Sonra ortadan kayboldu, bir süredir hiçbir yerde gözükmüyor. Aldığım özel bilgilere göre Nurettin Veren, meflûç bir halde Ankara’da bir evde. Hoca Efendi’nin emriyle kendisine şakirt talebeler bakıyor.

***

Üçüncü mutezil Latif Erdoğan.

Zengin bir ailenin hizmete vakfedilmiş bir ferdi. 90’lı yıllarda şöhretinin zirvesindeydi. Hoca Efendi’nin yerine geçecek kişi diye bahsediliyordu kendisinden. İlahiyatçı ve çok zeki biri idi. Gözden düşmesi yıllar öncesine dayanır. Erdoğan, Bediüzzaman’ın eserlerinin sadeleştirilmesi meselesine olumsuz bakmaktadır. Bu konuda hocasından azar işitir ve telefonları dinlettirilir. Sonra da başarısız olsun diye hizmetin Güney Amerika imamı olarak huzurdan uzaklaştırılır.

Kırılmıştır bir kere. Son gelişmeleri fırsat bilerek ocaktan kopar. Şimdilerde yeni akit gazetesinde yazarlık yapıyor.

***

Dördüncü mutezil Prof. Dr. Kemalettin Özdemir.

Kendi ifadesine göre hizmet hareketinin dış bağlantıları konusunda daha önce Hoca Efendiyi defalarca uyarmış. Fakat kimse kaale almadığı gibi başa geçmek istiyor, o yüzden böyle davranıyor diye itham edilmiş. O da hazırladığı dosyayı Başbakan’a ulaştırmış. Son operasyonun esas nedeninin bu dosyadaki bilgiler olduğu söyleniyor.

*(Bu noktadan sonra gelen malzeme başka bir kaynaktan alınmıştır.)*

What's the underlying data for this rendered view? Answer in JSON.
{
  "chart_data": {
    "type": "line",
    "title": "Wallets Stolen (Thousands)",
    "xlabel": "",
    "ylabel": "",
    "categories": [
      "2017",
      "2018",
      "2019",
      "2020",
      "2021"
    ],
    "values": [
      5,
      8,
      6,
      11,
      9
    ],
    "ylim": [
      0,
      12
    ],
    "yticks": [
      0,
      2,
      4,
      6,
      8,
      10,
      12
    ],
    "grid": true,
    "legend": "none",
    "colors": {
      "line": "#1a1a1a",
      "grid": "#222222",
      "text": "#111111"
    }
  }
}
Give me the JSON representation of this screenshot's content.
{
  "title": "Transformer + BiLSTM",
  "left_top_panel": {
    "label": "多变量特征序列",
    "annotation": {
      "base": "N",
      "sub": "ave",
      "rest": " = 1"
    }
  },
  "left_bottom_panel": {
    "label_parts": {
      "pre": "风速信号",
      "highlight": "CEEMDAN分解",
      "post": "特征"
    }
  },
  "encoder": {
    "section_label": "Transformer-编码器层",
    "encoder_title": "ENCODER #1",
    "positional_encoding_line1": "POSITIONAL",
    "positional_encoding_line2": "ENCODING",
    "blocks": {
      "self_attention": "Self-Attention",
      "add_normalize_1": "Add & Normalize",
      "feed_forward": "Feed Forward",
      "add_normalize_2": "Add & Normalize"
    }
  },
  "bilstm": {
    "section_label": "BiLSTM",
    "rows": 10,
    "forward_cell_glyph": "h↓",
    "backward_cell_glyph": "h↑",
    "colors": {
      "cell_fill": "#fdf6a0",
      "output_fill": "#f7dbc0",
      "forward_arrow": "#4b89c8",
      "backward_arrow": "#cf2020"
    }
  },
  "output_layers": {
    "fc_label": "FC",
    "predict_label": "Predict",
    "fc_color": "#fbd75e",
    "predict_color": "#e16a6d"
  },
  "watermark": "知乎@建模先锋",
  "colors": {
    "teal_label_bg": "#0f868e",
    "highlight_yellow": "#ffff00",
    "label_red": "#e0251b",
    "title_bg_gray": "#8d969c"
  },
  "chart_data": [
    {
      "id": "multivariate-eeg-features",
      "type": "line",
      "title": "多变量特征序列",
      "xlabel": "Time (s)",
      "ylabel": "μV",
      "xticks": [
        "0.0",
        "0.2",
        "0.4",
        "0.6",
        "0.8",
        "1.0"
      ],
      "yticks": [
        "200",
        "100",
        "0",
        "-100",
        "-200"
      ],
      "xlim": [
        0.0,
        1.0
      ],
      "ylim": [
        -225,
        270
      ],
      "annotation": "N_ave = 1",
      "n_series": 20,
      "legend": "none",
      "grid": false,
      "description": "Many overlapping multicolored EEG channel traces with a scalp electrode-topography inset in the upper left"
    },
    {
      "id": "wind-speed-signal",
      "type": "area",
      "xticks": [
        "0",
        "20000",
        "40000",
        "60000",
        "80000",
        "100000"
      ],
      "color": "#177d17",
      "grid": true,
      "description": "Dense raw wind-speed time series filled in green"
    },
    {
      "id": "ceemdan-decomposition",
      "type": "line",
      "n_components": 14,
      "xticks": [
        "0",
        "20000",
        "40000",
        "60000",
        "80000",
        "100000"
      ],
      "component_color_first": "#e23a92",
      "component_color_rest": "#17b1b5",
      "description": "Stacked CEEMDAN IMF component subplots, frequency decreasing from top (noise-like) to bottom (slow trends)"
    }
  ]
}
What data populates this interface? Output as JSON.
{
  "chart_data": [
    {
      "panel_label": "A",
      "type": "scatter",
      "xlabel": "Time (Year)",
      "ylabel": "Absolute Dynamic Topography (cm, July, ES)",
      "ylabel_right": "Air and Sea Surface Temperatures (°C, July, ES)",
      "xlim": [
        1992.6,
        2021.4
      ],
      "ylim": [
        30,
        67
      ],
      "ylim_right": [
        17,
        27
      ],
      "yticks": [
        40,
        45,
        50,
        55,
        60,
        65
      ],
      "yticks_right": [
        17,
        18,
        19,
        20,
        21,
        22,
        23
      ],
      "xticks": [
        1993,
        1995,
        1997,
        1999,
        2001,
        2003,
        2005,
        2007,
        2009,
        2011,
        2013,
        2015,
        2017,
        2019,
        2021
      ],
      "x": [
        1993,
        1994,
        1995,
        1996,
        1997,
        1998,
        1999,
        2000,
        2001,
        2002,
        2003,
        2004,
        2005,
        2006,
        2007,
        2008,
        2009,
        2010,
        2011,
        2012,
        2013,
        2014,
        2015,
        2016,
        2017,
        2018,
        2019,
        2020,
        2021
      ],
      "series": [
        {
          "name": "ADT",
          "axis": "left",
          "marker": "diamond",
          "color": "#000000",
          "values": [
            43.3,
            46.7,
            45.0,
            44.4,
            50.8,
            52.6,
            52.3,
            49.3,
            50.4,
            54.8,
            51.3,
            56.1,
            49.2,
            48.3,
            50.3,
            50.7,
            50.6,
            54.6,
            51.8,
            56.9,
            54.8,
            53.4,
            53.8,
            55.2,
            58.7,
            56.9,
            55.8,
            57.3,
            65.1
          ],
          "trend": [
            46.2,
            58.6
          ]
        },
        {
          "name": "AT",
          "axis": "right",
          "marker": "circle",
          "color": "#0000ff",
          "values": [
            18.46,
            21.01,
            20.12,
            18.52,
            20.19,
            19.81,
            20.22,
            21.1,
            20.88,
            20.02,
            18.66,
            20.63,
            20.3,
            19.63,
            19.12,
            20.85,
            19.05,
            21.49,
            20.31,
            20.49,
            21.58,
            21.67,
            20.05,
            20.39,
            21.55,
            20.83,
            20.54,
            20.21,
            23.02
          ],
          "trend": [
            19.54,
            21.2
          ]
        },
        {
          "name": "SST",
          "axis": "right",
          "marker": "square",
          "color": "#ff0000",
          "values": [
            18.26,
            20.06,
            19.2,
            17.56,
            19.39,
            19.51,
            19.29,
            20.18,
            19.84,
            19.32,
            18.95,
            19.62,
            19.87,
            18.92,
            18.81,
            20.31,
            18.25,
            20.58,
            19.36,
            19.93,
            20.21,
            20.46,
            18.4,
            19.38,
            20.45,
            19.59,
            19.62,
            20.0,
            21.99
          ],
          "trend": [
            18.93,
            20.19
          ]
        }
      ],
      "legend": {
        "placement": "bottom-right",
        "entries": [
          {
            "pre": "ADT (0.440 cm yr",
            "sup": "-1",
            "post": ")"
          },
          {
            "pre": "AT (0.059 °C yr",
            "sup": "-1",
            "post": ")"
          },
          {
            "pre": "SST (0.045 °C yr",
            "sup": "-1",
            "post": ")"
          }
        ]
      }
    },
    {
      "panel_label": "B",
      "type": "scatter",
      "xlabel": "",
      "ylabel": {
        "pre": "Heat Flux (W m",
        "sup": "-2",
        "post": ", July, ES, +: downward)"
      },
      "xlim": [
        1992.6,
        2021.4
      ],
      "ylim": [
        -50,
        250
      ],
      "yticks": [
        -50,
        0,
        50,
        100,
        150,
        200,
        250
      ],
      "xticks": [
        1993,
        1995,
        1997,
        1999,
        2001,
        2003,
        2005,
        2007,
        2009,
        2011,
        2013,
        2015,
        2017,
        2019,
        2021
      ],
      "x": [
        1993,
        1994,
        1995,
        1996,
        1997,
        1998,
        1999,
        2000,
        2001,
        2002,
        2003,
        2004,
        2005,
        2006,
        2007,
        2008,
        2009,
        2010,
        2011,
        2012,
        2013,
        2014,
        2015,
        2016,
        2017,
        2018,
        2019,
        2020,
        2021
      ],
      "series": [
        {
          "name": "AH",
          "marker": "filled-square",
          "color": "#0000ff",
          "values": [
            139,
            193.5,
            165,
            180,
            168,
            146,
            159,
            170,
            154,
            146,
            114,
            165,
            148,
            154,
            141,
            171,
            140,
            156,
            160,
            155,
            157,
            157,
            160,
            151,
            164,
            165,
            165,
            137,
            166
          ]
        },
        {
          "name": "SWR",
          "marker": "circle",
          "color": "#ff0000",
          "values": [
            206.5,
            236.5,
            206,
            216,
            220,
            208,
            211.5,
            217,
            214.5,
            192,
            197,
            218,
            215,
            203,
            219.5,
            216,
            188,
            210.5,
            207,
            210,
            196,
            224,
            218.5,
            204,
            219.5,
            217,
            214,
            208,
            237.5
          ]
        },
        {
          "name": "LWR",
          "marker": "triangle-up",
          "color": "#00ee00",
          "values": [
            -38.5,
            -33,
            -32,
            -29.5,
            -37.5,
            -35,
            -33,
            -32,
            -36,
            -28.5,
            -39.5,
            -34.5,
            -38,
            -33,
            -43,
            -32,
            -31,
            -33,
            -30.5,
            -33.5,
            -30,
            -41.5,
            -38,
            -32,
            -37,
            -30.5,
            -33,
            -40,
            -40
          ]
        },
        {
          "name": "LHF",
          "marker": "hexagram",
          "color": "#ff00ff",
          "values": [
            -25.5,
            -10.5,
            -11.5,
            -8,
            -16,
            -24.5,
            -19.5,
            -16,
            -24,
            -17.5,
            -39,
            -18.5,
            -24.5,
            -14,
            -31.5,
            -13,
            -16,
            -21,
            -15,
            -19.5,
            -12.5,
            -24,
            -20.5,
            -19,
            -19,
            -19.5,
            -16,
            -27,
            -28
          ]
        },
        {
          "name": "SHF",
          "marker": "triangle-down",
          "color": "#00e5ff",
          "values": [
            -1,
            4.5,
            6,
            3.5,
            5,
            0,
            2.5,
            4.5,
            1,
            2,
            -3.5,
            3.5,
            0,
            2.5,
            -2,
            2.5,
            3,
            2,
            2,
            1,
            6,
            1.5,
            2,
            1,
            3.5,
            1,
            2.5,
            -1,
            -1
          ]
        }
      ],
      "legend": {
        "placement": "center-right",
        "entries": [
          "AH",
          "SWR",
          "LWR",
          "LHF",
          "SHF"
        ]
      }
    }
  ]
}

Anlaşılan o ki, Fethullah Gülen, bir ömür vererek yetiştirdiği talebelerinden ve onlara destek verenlerden oluşan bu cemaati kimseye yar etmeyecek. Ama birileri ondan sonra bu hareketin başına geçme isteğinden hiç vazgeçmeyecek. Bu arada bu yazı için hazırlık yaparken Hoca Efendinin kişisel zafiyetlerini de öğrenmiş oldum. Evrensel hoşgörü merkezli bir hareketin başı olan bir insan nasıl olur da koskoca üstelik evli insanları falakaya yatırtıp bizzat kendisi döver? Ben ce Türkiye Fethullah Gülen’i tanımıyor. Bu dört mutezil bir tv programına çıkarılabilirse belki böylece daha iyi tanır onu insanımız.